Mardi, le ministère des Finances a suspendu pour la première fois les paiements sur la dette extérieure du souverain, affirmant qu’il devait consacrer ses rares réserves de devises à l’alimentation et au carburant et demandant aux créanciers du temps pour restructurer 35 milliards de dollars de prêts et d’obligations.

Alors que le Sri Lanka négocie avec le FMI un programme d’allégement de la dette et se tourne vers l’Inde et la Chine pour obtenir de l’aide, le mouvement de protestation est devenu le défi le plus sévère à ce jour pour un président autrefois considéré comme un héros de guerre mais désormais largement blâmé pour la crise.

« Nous voulons que la famille Rajapaksa quitte le gouvernement », a déclaré Raghavi, une avocate manifestant sur la place de l’Indépendance à Colombo, qui a demandé à être identifiée uniquement par son prénom.

Les manifestations ont pris de l’ampleur et de l’ampleur au cours des dernières semaines alors que la population de 22 millions d’habitants est engloutie dans une crise du coût de la vie. Les manifestants ont scandé « Rentrez chez vous Gota! » devant la résidence du président à Colombo et se sont rassemblés autour de la villa de campagne du Premier ministre.

Dans une tentative avortée de réprimer les manifestations, les services de sécurité ont déployé des gaz lacrymogènes et des canons à eau et le président a ordonné le 2 avril l’interdiction des médias sociaux et déclaré l’état d’urgence – pour révoquer les contrôles trois jours plus tard.
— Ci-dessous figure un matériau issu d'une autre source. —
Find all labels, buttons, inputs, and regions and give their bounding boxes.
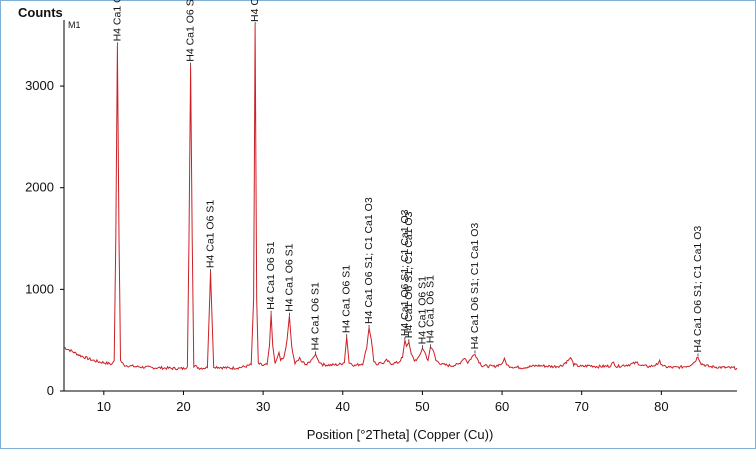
x-axis-title: Position [°2Theta] (Copper (Cu)) [307,427,494,442]
x-tick-label: 20 [176,399,190,414]
peak-label: H4 Ca1 O6 S1; C1 Ca1 O3 [692,226,704,353]
peak-label: H4 Ca1 O6 S1 [283,243,295,311]
peak-label: H4 Ca1 O6 S1 [249,0,261,22]
diffraction-trace [63,25,738,371]
panel-label: M1 [68,20,81,30]
y-axis-title: Counts [18,5,63,20]
y-tick-label: 0 [47,383,54,398]
x-tick-label: 40 [336,399,350,414]
peak-label: H4 Ca1 O6 S1 [341,265,353,333]
axes: 0 1000 2000 3000 10 20 30 40 50 60 70 80 [25,20,737,414]
peak-label: H4 Ca1 O6 S1; C1 Ca1 O3 [363,197,375,324]
peak-label: H4 Ca1 O6 S1 [424,275,436,343]
trace-layer [63,25,738,371]
peak-label: H4 Ca1 O6 S1; C1 Ca1 O3 [469,223,481,350]
y-tick-label: 1000 [25,281,54,296]
peak-label: H4 Ca1 O6 S1; C1 Ca1 O3 [399,209,411,336]
x-tick-label: 80 [654,399,668,414]
x-tick-label: 70 [574,399,588,414]
peak-label: H4 Ca1 O6 S1 [310,282,322,350]
x-tick-label: 50 [415,399,429,414]
x-tick-label: 30 [256,399,270,414]
peak-label: H4 Ca1 O6 S1 [111,0,123,41]
peak-label: H4 Ca1 O6 S1 [416,276,428,344]
peak-label: H4 Ca1 O6 S1; C1 Ca1 O3 [403,211,415,338]
x-tick-label: 60 [495,399,509,414]
peak-label: H4 Ca1 O6 S1 [205,200,217,268]
peak-label: H4 Ca1 O6 S1 [185,0,197,62]
x-tick-label: 10 [97,399,111,414]
y-tick-label: 2000 [25,180,54,195]
y-tick-label: 3000 [25,78,54,93]
peak-label: H4 Ca1 O6 S1 [265,241,277,309]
Des militants manifestent contre la hausse du coût de la vie devant la Banque centrale du Sri Lanka à Colombo le 30 mars © Ishara S Kodikara/AFP/Getty Images

Un groupe d’experts des droits de l’homme des Nations Unies a condamné la semaine dernière les blocages d’Internet et la violence contre les manifestants. « Nous exhortons le gouvernement sri-lankais à permettre aux étudiants, aux défenseurs des droits humains et à d’autres de manifester de manière pacifique, et de partager librement leurs opinions politiques et d’exprimer leur mécontentement, à la fois en ligne et hors ligne », a déclaré le panel.
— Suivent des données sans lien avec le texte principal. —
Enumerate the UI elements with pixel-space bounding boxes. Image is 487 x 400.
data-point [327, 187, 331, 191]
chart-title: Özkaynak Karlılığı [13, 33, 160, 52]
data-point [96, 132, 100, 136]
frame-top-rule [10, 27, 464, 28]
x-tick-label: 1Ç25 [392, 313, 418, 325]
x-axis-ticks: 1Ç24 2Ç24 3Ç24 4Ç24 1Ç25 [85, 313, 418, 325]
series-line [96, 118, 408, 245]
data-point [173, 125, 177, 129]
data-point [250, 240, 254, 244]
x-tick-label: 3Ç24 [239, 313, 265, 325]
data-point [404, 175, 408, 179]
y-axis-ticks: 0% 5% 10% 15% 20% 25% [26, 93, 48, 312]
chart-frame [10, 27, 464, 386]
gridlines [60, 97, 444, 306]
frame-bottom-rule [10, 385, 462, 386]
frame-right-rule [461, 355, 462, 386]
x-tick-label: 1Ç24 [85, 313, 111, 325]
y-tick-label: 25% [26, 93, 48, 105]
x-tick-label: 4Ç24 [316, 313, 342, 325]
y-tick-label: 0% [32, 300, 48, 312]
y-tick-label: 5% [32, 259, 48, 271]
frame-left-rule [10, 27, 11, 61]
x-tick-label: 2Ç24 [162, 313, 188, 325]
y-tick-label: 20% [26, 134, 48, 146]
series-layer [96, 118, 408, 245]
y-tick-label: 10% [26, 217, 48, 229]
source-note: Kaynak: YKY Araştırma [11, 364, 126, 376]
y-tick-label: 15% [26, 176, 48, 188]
En tant que président et ministre de la Défense respectivement, Mahinda et Gotabaya ont mis fin à 26 ans de guerre civile au Sri Lanka en 2009, écrasant les insurgés tamouls.

Mahinda Rajapaksa a été démis de ses fonctions de président en 2015 au milieu des perceptions publiques de corruption et d’autoritarisme dans son administration. Mais à la suite des attentats terroristes dévastateurs du dimanche de Pâques 2019 qui ont tué plus de 200 personnes, Gotabaya Rajapaksa est devenu le premier ancien officier militaire à être élu président du Sri Lanka.

Avant la crise actuelle, des membres de la famille Rajapaksa dirigeaient un tiers des 28 ministères sri-lankais, dont Mahinda au poste de Premier ministre, un frère Basil aux finances et un autre frère Chamal au portefeuille de l’irrigation.

Basil, Chamal et Namal Rajapaksa, qui est le fils de Mahinda, ont démissionné avec d’autres membres du cabinet le 3 avril, mais Mahinda est resté Premier ministre et Gotabaya a conservé le portefeuille de la défense, ce qui n’a pas apaisé de nombreux manifestants.

« Nous nous attendons à un changement dans l’ensemble du système, pas seulement à des changements cosmétiques avec un petit remaniement de chaises », a déclaré un prêtre catholique lors d’une manifestation à Colombo, qui a demandé à ne pas être nommé par crainte de répercussions. « Tout l’avenir est sombre. »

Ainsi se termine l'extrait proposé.